Hicimos ayer, antes de que llegara toda la gente para la inauguración, un paseo rápido por “Altres Brosses”, la exposición que se inauguraba en la Fundació Brossa, un poco como quien pasa inspección previa y comprueba si ya estaba todo en orden, limpio y sin trastos olvidados por el medio.
Una primera impresión que te imbuyen es la de acceder a una manifestación popular, callejera. La recibes nada más entrar y subir por una escalera, por cuyo hueco cuelga una larga estela en la que se han pegado copias de los carteles e imágenes que luego podrás ver situados cada uno en su área, una de entre las que han dividido este recordatorio de los diversos “otros palos” que tocó Brossa.
Pero la impresión se afianza al ver la primera área, “La festa carnavalesca y la subversió popular”: las piezas se han colocado en un pequeñísimo espacio detrás de lo que dirías son vallas provisionales, como lienzos de los que se ven desde fuera sus bastidores. Y, para acabar la sensación de provisionalidad, de instalación que se la llevará el viento, frases de Brossa o “a lo Brossa” aparecen escritas en unos caballetes de plástico amarillos, como los que suelen avisar de que un suelo puede resultar resbaladizo, porque acaba de fregarse.
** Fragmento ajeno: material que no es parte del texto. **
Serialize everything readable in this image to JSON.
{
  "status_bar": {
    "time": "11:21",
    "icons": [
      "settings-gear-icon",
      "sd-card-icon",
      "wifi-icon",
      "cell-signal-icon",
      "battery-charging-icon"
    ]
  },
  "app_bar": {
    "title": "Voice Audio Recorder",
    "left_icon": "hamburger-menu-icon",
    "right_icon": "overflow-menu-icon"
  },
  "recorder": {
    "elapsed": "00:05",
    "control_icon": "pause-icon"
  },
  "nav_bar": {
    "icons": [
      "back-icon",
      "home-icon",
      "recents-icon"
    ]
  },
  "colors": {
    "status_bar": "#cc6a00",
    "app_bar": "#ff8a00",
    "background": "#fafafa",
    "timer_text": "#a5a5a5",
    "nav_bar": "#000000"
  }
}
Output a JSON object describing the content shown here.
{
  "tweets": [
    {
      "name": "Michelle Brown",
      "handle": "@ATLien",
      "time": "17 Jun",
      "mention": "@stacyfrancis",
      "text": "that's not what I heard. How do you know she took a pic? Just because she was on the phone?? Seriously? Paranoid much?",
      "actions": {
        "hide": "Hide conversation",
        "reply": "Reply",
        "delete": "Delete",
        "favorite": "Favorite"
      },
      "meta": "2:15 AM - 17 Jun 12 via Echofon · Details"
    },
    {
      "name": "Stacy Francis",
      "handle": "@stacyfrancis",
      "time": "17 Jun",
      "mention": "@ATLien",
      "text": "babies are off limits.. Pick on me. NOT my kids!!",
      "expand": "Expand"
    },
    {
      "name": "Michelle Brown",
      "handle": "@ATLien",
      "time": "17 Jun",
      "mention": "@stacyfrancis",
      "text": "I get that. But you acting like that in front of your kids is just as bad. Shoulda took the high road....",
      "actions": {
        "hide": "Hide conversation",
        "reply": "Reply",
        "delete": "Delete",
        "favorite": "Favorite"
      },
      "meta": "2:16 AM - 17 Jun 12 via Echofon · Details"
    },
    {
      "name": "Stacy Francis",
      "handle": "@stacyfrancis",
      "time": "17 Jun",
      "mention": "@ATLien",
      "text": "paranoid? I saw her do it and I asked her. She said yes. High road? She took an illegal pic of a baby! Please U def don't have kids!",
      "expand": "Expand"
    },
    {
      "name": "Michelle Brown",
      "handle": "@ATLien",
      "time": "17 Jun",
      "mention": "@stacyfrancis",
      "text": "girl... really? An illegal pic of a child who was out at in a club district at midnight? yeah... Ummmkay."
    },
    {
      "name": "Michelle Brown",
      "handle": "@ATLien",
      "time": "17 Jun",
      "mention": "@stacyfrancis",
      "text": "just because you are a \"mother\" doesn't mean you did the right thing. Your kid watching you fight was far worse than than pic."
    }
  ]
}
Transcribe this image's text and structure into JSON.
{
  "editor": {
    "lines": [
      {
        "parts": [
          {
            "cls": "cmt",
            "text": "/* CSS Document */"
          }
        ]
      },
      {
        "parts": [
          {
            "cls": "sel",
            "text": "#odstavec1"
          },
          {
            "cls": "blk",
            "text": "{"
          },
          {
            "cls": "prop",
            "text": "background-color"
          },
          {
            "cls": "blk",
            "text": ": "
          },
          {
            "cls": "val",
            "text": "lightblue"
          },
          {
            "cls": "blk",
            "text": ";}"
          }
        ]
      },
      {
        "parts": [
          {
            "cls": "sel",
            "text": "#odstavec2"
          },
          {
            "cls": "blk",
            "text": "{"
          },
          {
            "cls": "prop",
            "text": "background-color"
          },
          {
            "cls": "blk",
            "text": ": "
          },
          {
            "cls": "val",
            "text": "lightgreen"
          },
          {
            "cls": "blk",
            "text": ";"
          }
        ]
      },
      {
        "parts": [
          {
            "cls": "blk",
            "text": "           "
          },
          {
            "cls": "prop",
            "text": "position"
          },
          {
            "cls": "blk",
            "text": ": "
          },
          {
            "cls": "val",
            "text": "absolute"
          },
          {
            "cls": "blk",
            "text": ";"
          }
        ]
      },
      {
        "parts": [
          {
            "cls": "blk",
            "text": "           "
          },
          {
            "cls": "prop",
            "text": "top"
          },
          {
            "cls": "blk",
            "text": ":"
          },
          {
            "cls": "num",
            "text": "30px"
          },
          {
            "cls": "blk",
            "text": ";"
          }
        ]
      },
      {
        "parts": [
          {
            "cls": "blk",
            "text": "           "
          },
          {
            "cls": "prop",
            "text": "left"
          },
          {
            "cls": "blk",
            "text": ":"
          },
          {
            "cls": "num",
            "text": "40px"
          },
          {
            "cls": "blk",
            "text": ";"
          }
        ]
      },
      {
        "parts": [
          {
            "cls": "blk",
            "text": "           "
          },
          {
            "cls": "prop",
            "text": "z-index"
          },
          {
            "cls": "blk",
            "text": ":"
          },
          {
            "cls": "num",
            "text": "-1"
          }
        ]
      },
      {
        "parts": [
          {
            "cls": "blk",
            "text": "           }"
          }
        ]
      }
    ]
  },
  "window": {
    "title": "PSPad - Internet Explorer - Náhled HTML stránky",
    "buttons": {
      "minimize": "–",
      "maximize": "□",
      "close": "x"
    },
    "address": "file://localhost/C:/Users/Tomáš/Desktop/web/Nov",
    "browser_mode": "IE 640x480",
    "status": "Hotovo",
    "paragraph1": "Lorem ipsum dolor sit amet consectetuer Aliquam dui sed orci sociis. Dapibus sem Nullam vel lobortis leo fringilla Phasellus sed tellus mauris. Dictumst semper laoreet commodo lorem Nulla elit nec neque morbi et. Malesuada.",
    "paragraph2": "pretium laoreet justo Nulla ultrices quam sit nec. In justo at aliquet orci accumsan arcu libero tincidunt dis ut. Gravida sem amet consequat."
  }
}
No es una casualidad. Ese es el estilo de algo próximo, popular, buscado para el conjunto, que en algún área contiene alguna pieza más “museística” (el típico poema visual de Brosa, que debe proceder de la colección de la Fundació), pero en general atesora (y está mal empleado el verbo, porque es lo contrario) cosas sencillas, de aparente poco valor material.
Faquires, magos e ilusionistas, payasos y saltimbanquis, y hasta stripteuses, siempre con la nota de la referencia a Brossa, pues ese era su mundo más estimado, van apareciendo evocados por las paredes de esta exposición que te deja en la cabeza la idea de estar asistiendo a algo así como una feria ambulante.
Uno de los ámbitos es el que creo más próximo a quien ha ejercido de comisario del conjunto, Joan Maria Minguet Batllori, el del cine y, sobre todo, el cine mudo. Ahí le he sacado una foto a una magnífica frase, cargada de verdad:
“El cinema ès un art que gairabé ja ho havia dit tot abans de tenir res a dir”.
Como está planificado que la exposición esté ahí, en La Seca, instalada hasta mitad de julio, tiempo habrá de volver a ver todo su contenido área a área, con parsimonia, explicado por quien conoce los entresijos de cada cosa.
La estela del hueco de la escalera, empezando a dar la impresión.
Los lienzos donde se cuelga todo en cada espacio, dejando ver sus bastidores. En el suelo, una de las frases impresas en uno de los caballetes de aviso.
Joan M. Minguet, explicando el área de cine a los que parecen alumnos suyos, que se me habían adelantado, se da cuenta que he ido a fisgonear un poco y me lanza una advertencia.
Vicenç Altaió, antes de cambiar su gorro de cosaco por un sombrero más estival, le iba enseñando la exposición a Jordi Martí (ya anunciada hace poco su nombramiento como número 2 en la lista de Barcelona en Comú para las elecciones) y Joan M. Minguet se les suma un momento. No estuve raudo y la foto que subrepticiamente les saqué con un fraseo de esos amarillo delante me salió mal.
En cada área hay siempre algo que me resulta doblemente familiar. Además del carácter otorgado a la exposición, en esa foto, por ejemplo, aparecen, de derecha a izquierda, Carles Santos (que fue el protagonista de la primera monografía que preparamos en el Cineclub Associació d’Enginyers, allá en 1982), Albert Vidal (de la cuarta, en 1985) y el propio Brossa, de quien sobre todo tengo el divertido y algo surrealista recuerdo de cuando fuimos a entrevistarlo por su relación con Pere Portabella y Carles Santos.
En mi habitación juvenil ocupaban las paredes este cartel de Umbracle, otro más grande del que aparece reducido a la derecha (Cuadecuc)…. y uno más pequeño de Él Cameraman, de Buster Keaton.
A la derecha la cada vez más oportuna frase.
En cada área el visitante puede ir llevándose un pequeño folleto-recuerdo sobre la misma. Me debí olvidar de las dos últimas.